Her hope, she said, is that research into the nature of networks will give her more insight into what she's doing and how she should do it.
"Reducing uncertainty"
However, Joe Kriesberg, president of the Massachusetts Association of Community Development Corporations (MACDC), wasn't so sure that research would be able to explain much.
"One of the reasons we want evidence of the efficacy of the network is — to put it bluntly — so people will support us in creating networks," he said. "If you don't have evidence and data, then it must not be true.
"I have to say I'm somewhat skeptical about whether it's possible to find a way to document social networks at any reasonable cost and in any reasonable time in ways that actually help us."
He noted that he'd met Friedman at the Jewish Community Relations Council of Boston, and, more than 15 years ago, Greenberg had been an intern at MACDC. "It's been ten years since I've seen him, and now I'm sitting next to him," Kriesberg said.
How, he asked, could those sorts of links be identified by research?
Ken Nickerson of the Eos Foundation
Gordon Walek
In response, Ken Nickerson of the Eos Foundation mentioned the 2010 book "How to Measure Anything" by Douglas W. Hubbard.
"One of the things he does is, he turns the idea of measurement upside-down," Nickerson said, "and starts with the idea that there's no such thing as a precise measurement.
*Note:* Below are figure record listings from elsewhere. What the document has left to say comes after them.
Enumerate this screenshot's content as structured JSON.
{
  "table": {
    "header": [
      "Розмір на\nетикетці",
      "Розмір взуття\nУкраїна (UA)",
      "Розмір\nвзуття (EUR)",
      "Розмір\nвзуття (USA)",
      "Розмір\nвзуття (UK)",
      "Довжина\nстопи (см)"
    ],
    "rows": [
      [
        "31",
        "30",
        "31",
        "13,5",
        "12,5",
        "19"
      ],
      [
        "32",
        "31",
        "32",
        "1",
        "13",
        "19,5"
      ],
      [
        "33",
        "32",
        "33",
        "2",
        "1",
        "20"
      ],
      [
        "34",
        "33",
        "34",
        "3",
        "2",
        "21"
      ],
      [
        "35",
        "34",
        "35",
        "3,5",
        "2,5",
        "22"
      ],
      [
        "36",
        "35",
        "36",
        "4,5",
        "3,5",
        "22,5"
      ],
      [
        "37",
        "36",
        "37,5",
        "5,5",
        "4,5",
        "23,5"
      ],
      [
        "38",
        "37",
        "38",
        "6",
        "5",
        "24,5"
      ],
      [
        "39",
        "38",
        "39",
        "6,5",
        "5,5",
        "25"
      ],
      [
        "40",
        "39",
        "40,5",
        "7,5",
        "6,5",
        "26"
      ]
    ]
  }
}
So, he says, the definition of measurement is a reduction in uncertainty.
"You never know anything [completely]. The question is how to reduce your uncertainty. As soon as you ask that question in that way, there's always, always, always an economical way to further reduce your uncertainty."
"Opportunities emerge"
If there was disagreement during the two meetings on whether networks can be usefully measured, there was also two perspectives on whether the creation of a network is a worthy goal.
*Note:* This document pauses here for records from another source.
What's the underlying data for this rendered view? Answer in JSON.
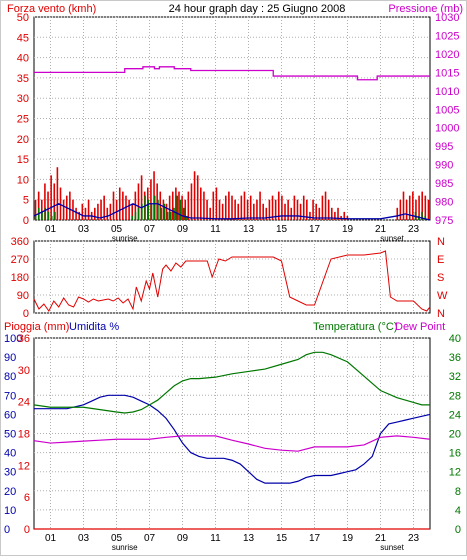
{
  "header": {
    "wind_label": "Forza vento (kmh)",
    "title": "24 hour graph day : 25 Giugno 2008",
    "pressure_label": "Pressione (mb)",
    "rain_label": "Pioggia (mm)",
    "humidity_label": "Umidita %",
    "temp_label": "Temperatura (°C)",
    "dew_label": "Dew Point"
  },
  "colors": {
    "red": "#e00000",
    "magenta": "#cc00cc",
    "blue": "#0000aa",
    "green": "#007700",
    "grid": "#b0b0b0",
    "frame": "#000000"
  },
  "x_ticks": [
    "01",
    "03",
    "05",
    "07",
    "09",
    "11",
    "13",
    "15",
    "17",
    "19",
    "21",
    "23"
  ],
  "sunrise_label": "sunrise",
  "sunset_label": "sunset",
  "chart_data": [
    {
      "type": "bar",
      "id": "wind-pressure",
      "x_range": [
        0,
        24
      ],
      "left_axis": {
        "ticks": [
          0,
          5,
          10,
          15,
          20,
          25,
          30,
          35,
          40,
          45,
          50
        ],
        "ylim": [
          0,
          50
        ],
        "color": "#e00000"
      },
      "right_axis": {
        "ticks": [
          975,
          980,
          985,
          990,
          995,
          1000,
          1005,
          1010,
          1015,
          1020,
          1025,
          1030
        ],
        "ylim": [
          975,
          1030
        ],
        "color": "#cc00cc"
      },
      "series": [
        {
          "color": "#e00000",
          "kind": "bars",
          "axis": "left",
          "values": [
            5,
            7,
            5,
            9,
            7,
            11,
            9,
            13,
            8,
            5,
            6,
            7,
            5,
            3,
            2,
            4,
            3,
            5,
            2,
            3,
            4,
            5,
            6,
            3,
            4,
            7,
            5,
            8,
            7,
            6,
            5,
            4,
            7,
            9,
            11,
            7,
            8,
            10,
            12,
            9,
            7,
            5,
            4,
            6,
            7,
            8,
            7,
            6,
            5,
            7,
            9,
            12,
            11,
            8,
            7,
            5,
            3,
            7,
            8,
            5,
            4,
            6,
            7,
            6,
            5,
            4,
            6,
            7,
            5,
            6,
            4,
            5,
            7,
            4,
            3,
            5,
            6,
            5,
            7,
            6,
            4,
            5,
            3,
            6,
            5,
            4,
            6,
            5,
            2,
            5,
            4,
            3,
            6,
            7,
            5,
            3,
            2,
            3,
            1,
            2,
            1,
            0,
            0,
            0,
            0,
            0,
            0,
            0,
            0,
            0,
            0,
            0,
            0,
            0,
            0,
            0,
            3,
            5,
            7,
            5,
            6,
            7,
            5,
            6,
            7,
            6,
            5
          ]
        },
        {
          "color": "#007700",
          "kind": "bars",
          "axis": "left",
          "values": [
            1,
            3,
            2,
            3,
            2,
            1,
            2,
            0,
            0,
            0,
            0,
            0,
            0,
            0,
            0,
            0,
            0,
            0,
            0,
            0,
            0,
            0,
            0,
            0,
            0,
            0,
            0,
            0,
            0,
            0,
            1,
            2,
            3,
            4,
            6,
            5,
            4,
            6,
            5,
            3,
            4,
            2,
            2,
            3,
            6,
            5,
            3,
            1,
            0,
            0,
            0,
            0,
            0,
            0,
            0,
            0,
            0,
            0,
            0,
            0,
            0,
            0,
            0,
            0,
            0,
            0,
            0,
            0,
            0,
            0,
            0,
            0,
            0,
            0,
            0,
            0,
            0,
            0,
            0,
            0,
            0,
            0,
            0,
            0,
            0,
            0,
            0,
            0,
            0,
            0,
            0,
            0,
            0,
            0,
            0,
            0,
            0,
            0,
            0,
            0,
            0,
            0,
            0,
            0,
            0,
            0,
            0,
            0,
            0,
            0,
            0,
            0,
            0,
            0,
            0,
            0,
            0,
            0,
            2,
            1,
            2,
            1,
            0
          ]
        },
        {
          "color": "#0000aa",
          "kind": "line",
          "axis": "left",
          "x": [
            0,
            0.5,
            1,
            1.5,
            2,
            2.5,
            3,
            3.5,
            4,
            4.5,
            5,
            5.5,
            6,
            6.5,
            7,
            7.5,
            8,
            8.5,
            9,
            9.5,
            10,
            11,
            12,
            13,
            14,
            15,
            16,
            17,
            18,
            19,
            20,
            21,
            22,
            22.5,
            23,
            23.5,
            24
          ],
          "values": [
            1,
            2,
            3,
            4,
            3,
            2,
            1,
            1,
            0.5,
            1,
            2,
            3,
            4,
            3,
            4,
            4,
            3,
            2,
            1,
            0.5,
            0.5,
            0.3,
            0.3,
            0.5,
            0.5,
            1,
            1,
            0.5,
            0.5,
            0.3,
            0.3,
            0.3,
            1,
            1.5,
            1,
            0.5,
            0
          ]
        },
        {
          "color": "#cc00cc",
          "kind": "step",
          "axis": "right",
          "x": [
            0,
            5.3,
            5.5,
            6.3,
            6.6,
            7.3,
            7.6,
            8.5,
            9.5,
            13.5,
            14.5,
            18.4,
            19.6,
            19.9,
            20.8,
            24
          ],
          "values": [
            1015,
            1015,
            1016,
            1016,
            1016.5,
            1016,
            1016.5,
            1016,
            1015.5,
            1015.5,
            1014,
            1014,
            1013,
            1013,
            1014,
            1014
          ]
        }
      ]
    },
    {
      "type": "line",
      "id": "wind-direction",
      "x_range": [
        0,
        24
      ],
      "left_axis": {
        "ticks": [
          0,
          90,
          180,
          270,
          360
        ],
        "ylim": [
          0,
          360
        ],
        "color": "#e00000"
      },
      "right_axis_labels": [
        "N",
        "W",
        "S",
        "E",
        "N"
      ],
      "series": [
        {
          "color": "#e00000",
          "kind": "line",
          "x": [
            0,
            0.3,
            0.6,
            0.9,
            1.2,
            1.5,
            1.8,
            2.1,
            2.4,
            2.7,
            3,
            3.3,
            3.6,
            3.9,
            4.2,
            4.5,
            4.8,
            5.1,
            5.4,
            5.7,
            6,
            6.2,
            6.5,
            6.8,
            7,
            7.2,
            7.5,
            7.8,
            8,
            8.3,
            8.6,
            8.9,
            9.2,
            9.5,
            10.5,
            10.8,
            11.2,
            11.6,
            12,
            13,
            14,
            14.5,
            15,
            15.5,
            16,
            16.5,
            17,
            18,
            19,
            20,
            21,
            21.3,
            21.6,
            22,
            22.5,
            23,
            23.5,
            23.8,
            24
          ],
          "values": [
            70,
            20,
            45,
            10,
            60,
            30,
            75,
            40,
            30,
            80,
            70,
            55,
            70,
            60,
            65,
            70,
            60,
            75,
            50,
            70,
            20,
            130,
            60,
            160,
            120,
            200,
            80,
            220,
            240,
            210,
            250,
            230,
            260,
            260,
            260,
            180,
            270,
            260,
            280,
            280,
            280,
            280,
            260,
            80,
            60,
            40,
            40,
            270,
            290,
            290,
            300,
            310,
            80,
            60,
            60,
            60,
            20,
            10,
            30
          ]
        }
      ]
    },
    {
      "type": "line",
      "id": "temp-humidity",
      "x_range": [
        0,
        24
      ],
      "left_axis": {
        "ticks": [
          0,
          10,
          20,
          30,
          40,
          50,
          60,
          70,
          80,
          90,
          100
        ],
        "ylim": [
          0,
          100
        ],
        "color": "#0000aa"
      },
      "inner_left_axis": {
        "ticks": [
          0,
          6,
          12,
          18,
          24,
          30,
          36
        ],
        "ylim": [
          0,
          36
        ],
        "color": "#e00000"
      },
      "right_axis": {
        "ticks": [
          0,
          4,
          8,
          12,
          16,
          20,
          24,
          28,
          32,
          36,
          40
        ],
        "ylim": [
          0,
          40
        ],
        "color": "#007700"
      },
      "series": [
        {
          "color": "#0000aa",
          "kind": "line",
          "axis": "left",
          "name": "Umidita %",
          "x": [
            0,
            1,
            2,
            3,
            3.5,
            4,
            4.5,
            5,
            5.5,
            6,
            6.5,
            7,
            7.5,
            8,
            8.5,
            9,
            9.5,
            10,
            10.5,
            11,
            11.5,
            12,
            12.5,
            13,
            13.5,
            14,
            14.5,
            15,
            15.5,
            16,
            16.5,
            17,
            17.5,
            18,
            18.5,
            19,
            19.5,
            20,
            20.5,
            21,
            21.5,
            22,
            22.5,
            23,
            23.5,
            24
          ],
          "values": [
            63,
            63,
            63,
            65,
            67,
            69,
            70,
            70,
            70,
            69,
            67,
            65,
            62,
            58,
            52,
            45,
            40,
            38,
            37,
            37,
            37,
            36,
            34,
            30,
            26,
            24,
            24,
            24,
            24,
            25,
            27,
            28,
            28,
            28,
            29,
            30,
            31,
            34,
            38,
            50,
            55,
            56,
            57,
            58,
            59,
            60
          ]
        },
        {
          "color": "#007700",
          "kind": "line",
          "axis": "right",
          "name": "Temperatura",
          "x": [
            0,
            1,
            2,
            3,
            4,
            5,
            5.5,
            6,
            6.5,
            7,
            7.5,
            8,
            8.5,
            9,
            9.5,
            10,
            11,
            12,
            13,
            14,
            15,
            16,
            16.5,
            17,
            17.5,
            18,
            19,
            20,
            21,
            22,
            22.5,
            23,
            23.5,
            24
          ],
          "values": [
            26,
            25.5,
            25.5,
            25.5,
            25,
            24.5,
            24.3,
            24.5,
            25,
            26,
            27,
            28.5,
            30,
            31,
            31.5,
            31.5,
            31.8,
            32.5,
            33,
            33.5,
            34.5,
            35.5,
            36.5,
            37,
            37,
            36.5,
            35,
            32,
            29,
            27.5,
            27,
            26.5,
            26,
            26
          ]
        },
        {
          "color": "#cc00cc",
          "kind": "line",
          "axis": "right",
          "name": "Dew Point",
          "x": [
            0,
            1,
            2,
            3,
            4,
            5,
            6,
            7,
            8,
            9,
            10,
            11,
            12,
            13,
            14,
            15,
            16,
            17,
            18,
            19,
            20,
            21,
            22,
            23,
            24
          ],
          "values": [
            18.5,
            18,
            18.2,
            18.4,
            18.6,
            18.8,
            18.8,
            18.8,
            19.2,
            19.5,
            19.5,
            19.5,
            18.6,
            17.8,
            16.9,
            16.5,
            16.3,
            17.2,
            17.2,
            17.2,
            17.6,
            19.2,
            19.5,
            19.2,
            18.8
          ]
        },
        {
          "color": "#e00000",
          "kind": "line",
          "axis": "inner_left",
          "name": "Pioggia",
          "x": [
            0,
            24
          ],
          "values": [
            0,
            0
          ]
        }
      ]
    }
  ]
}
"Networks," said Ellen Gilligan, president of the Greater Milwaukee Foundation, "are a means to an end, not an end in themselves."
Yet, other participants, such as Jim Capraro, the former executive director of the Greater Southwest Development Corp. in Chicago, contended that, by breaking down the barriers between people and groups, a network can't help by lead to improvements.
"All networking is always good at all times at every level," said Capraro.
Once a network is established, he said, "opportunities emerge that you can't even begin to know in advance until people know each other."
Indeed, he said that, even when a network is set up with specific aims, the partners will soon see new and better goals to add to or substitute for the original ones. "You really don't know if you're going to pursue the outcomes you start with," he noted.
Parsing out the dynamics of networks in a meaningful way is a daunting objective, Greenberg acknowledged.
"There are network overloads that happen — too many hands are stirring the soup. In contrast, Jim says unexpected things can happen when networks are with each other," he said.
"Our challenge [as researchers] is not to end up with a Goldilocks answer — not too hot, not too cold, just right. "
Even so, Kubisch of the Aspen Institute noted, "The research really needs to catch up with what the practitioners feel they're doing and support that and capture that."